Insurance Fraud Accountability Act
Summary
What This Bill Does
The Insurance Fraud Accountability Act responds to fraudulent or unauthorized enrollment in qualified health plans sold through ACA Exchanges. It separates agent and broker misconduct from ordinary applicant errors. Agents or brokers who negligently provide incorrect information face civil penalties of $10,000 to $50,000 per affected individual. Agents or brokers who knowingly provide false or fraudulent information face civil penalties up to $200,000 per affected individual, and knowing and willful false information can be punished under title 18 by a fine, up to 10 years in prison, or both. For federally operated Exchanges, HHS must establish, by no later than January 1, 2029, a verification process for broker-submitted new enrollments and coverage changes, including consent documentation, delayed commissions until inconsistencies are resolved, qualified health plan access to verification data, consumer notices of changes to enrollment, coverage, agent of record, or premium tax credits, and account-access protections. The bill also requires enhanced direct-enrollment platforms to display plan information without misleading rankings, sets marketing and registration duties for agents, brokers, field marketing organizations, and third-party marketing organizations, requires reports of terminations, mandates audit processes coordinated with states and NAIC, and creates regular lists of suspended and terminated agents and brokers.
Who Benefits and How
ACA marketplace consumers benefit from consent verification, notices of unauthorized changes, and stronger penalties for fraudulent enrollments. Qualified health plans benefit from access to verification data and lists of suspended or terminated agents and brokers. State insurance departments benefit from federal audit referrals and termination reports tied to Exchange fraud. Compliant agents benefit if higher penalties and marketing rules reduce unfair competition from fraudulent brokers.
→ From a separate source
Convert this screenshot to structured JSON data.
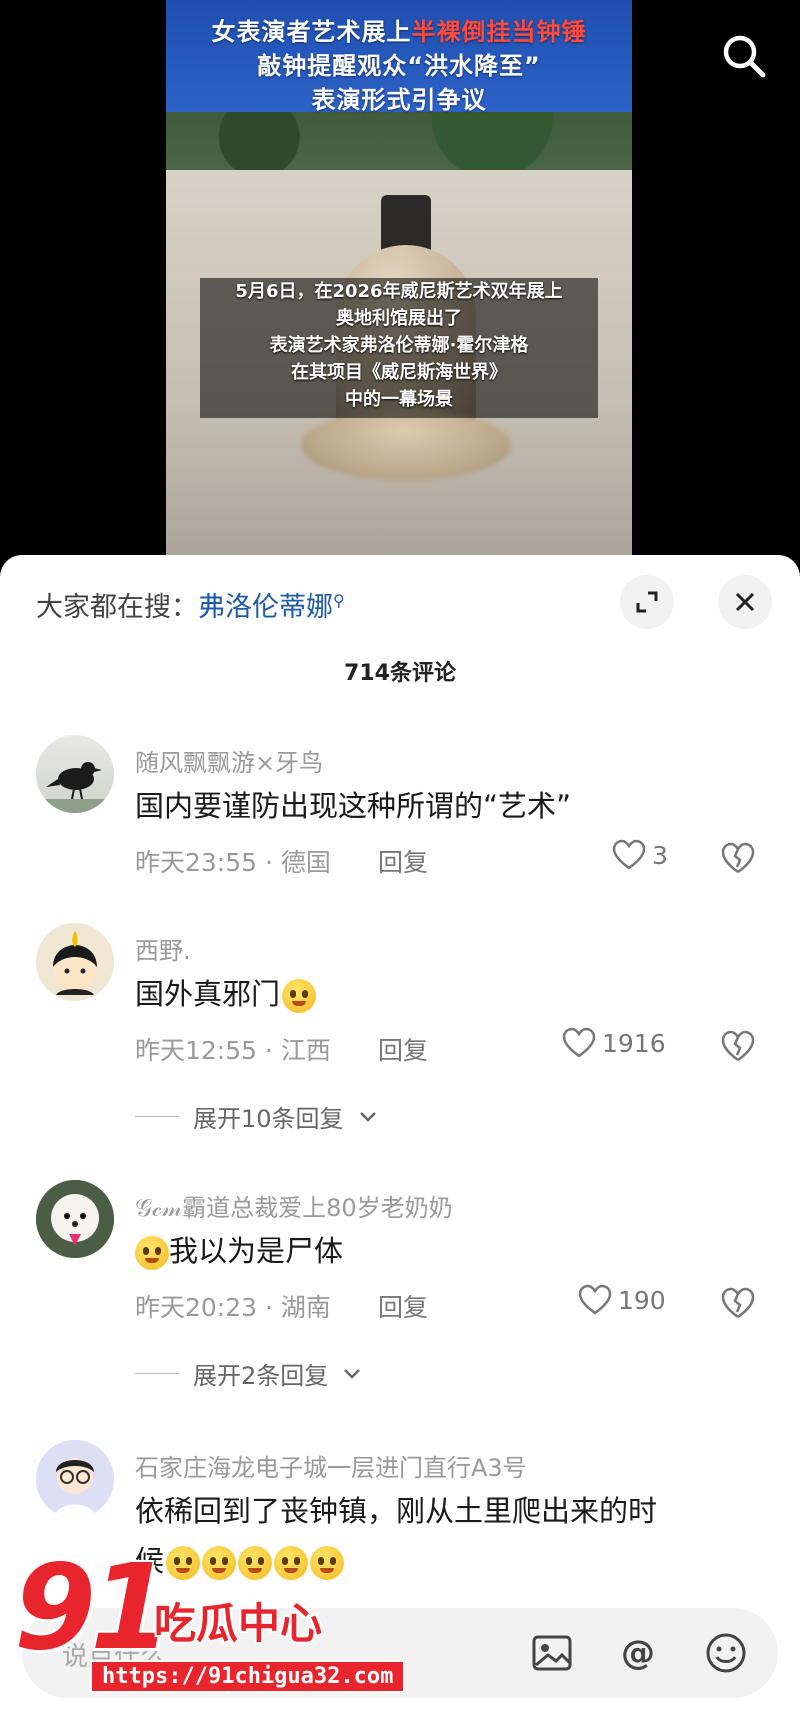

Who Bears the Burden and How
ACA agents and brokers face higher civil penalties, criminal exposure, consent documentation, marketing rules, registration, and audit risk. Field marketing organizations must meet federal marketing, licensing, registration, referral-compensation, and termination-reporting rules. CMS must build verification, notice, audit, database, referral, and suspended-agent list processes for federally operated Exchanges. Enhanced direct-enrollment platforms must change plan displays, ranking practices, account access, and consumer protections.
Key Provisions
- Creates $10,000 to $50,000 civil penalties per affected individual for negligent agent or broker incorrect information.
- Creates civil penalties up to $200,000 per affected individual for knowing false or fraudulent agent or broker information.
- Provides criminal penalties of fines or up to 10 years in prison for knowing and willful false information.
- Requires federally operated Exchange verification of broker-submitted enrollments and coverage changes by January 1, 2029.
- Directs audits, state fraud referrals, marketing organization rules, termination reports, and suspended-agent lists.
Evidence Chain:
This summary is generated from the full bill text using AI analysis. Expand "Detailed Analysis" below for identified beneficiaries/burden bearers with clause-level evidence links.
At a Glance
What This Bill Does
Creates stronger civil and criminal penalties for ACA Exchange agent and broker fraud, requires federal marketplace verification of broker-submitted enrollments by 2029, regulates marketing organizations, mandates audits and referrals, and creates lists of suspended or terminated agents and brokers.
Key Policy Areas
Health Insurance, ACA Marketplaces, Fraud Enforcement
Primary Purpose
Creates stronger civil and criminal penalties for ACA Exchange agent and broker fraud, requires federal marketplace verification of broker-submitted enrollments by 2029, regulates marketing organizations, mandates audits and referrals, and creates lists of suspended or terminated agents and brokers.
Policy Domains
Resolution provisions
Identified Gains
- ACA marketplace consumers
- Qualified health plans
- State insurance departments
- Compliant ACA agents
Identified Costs
- ACA agents and brokers
- Field marketing organizations
- Centers for Medicare and Medicaid Services
- Enhanced direct-enrollment platforms
Sponsors
Legislative Progress
In CommitteeMs. Ross (for herself and Ms. Castor of Florida) introduced …
Referred to the House Committee on Energy and Commerce.
Introduced in House
Stakeholder Effects
cui bono?How this legislation distributes effects. Mention counts reflect frequency, not effect magnitude.
ACA agents and brokers, ACA marketplace consumers, Compliant ACA agents
Positive-direction: ACA marketplace consumers, Compliant ACA agents, Qualified health plans
Negative-direction: ACA agents and brokers, Enhanced direct-enrollment platforms, Field marketing organizations
Bill Structure & Actor Mappings
Who is "The Secretary" in each section?
We use a combination of our own taxonomy and classification in addition to large language models to assess meaning and potential beneficiaries. High confidence means strong textual evidence. Always verify with the original bill text.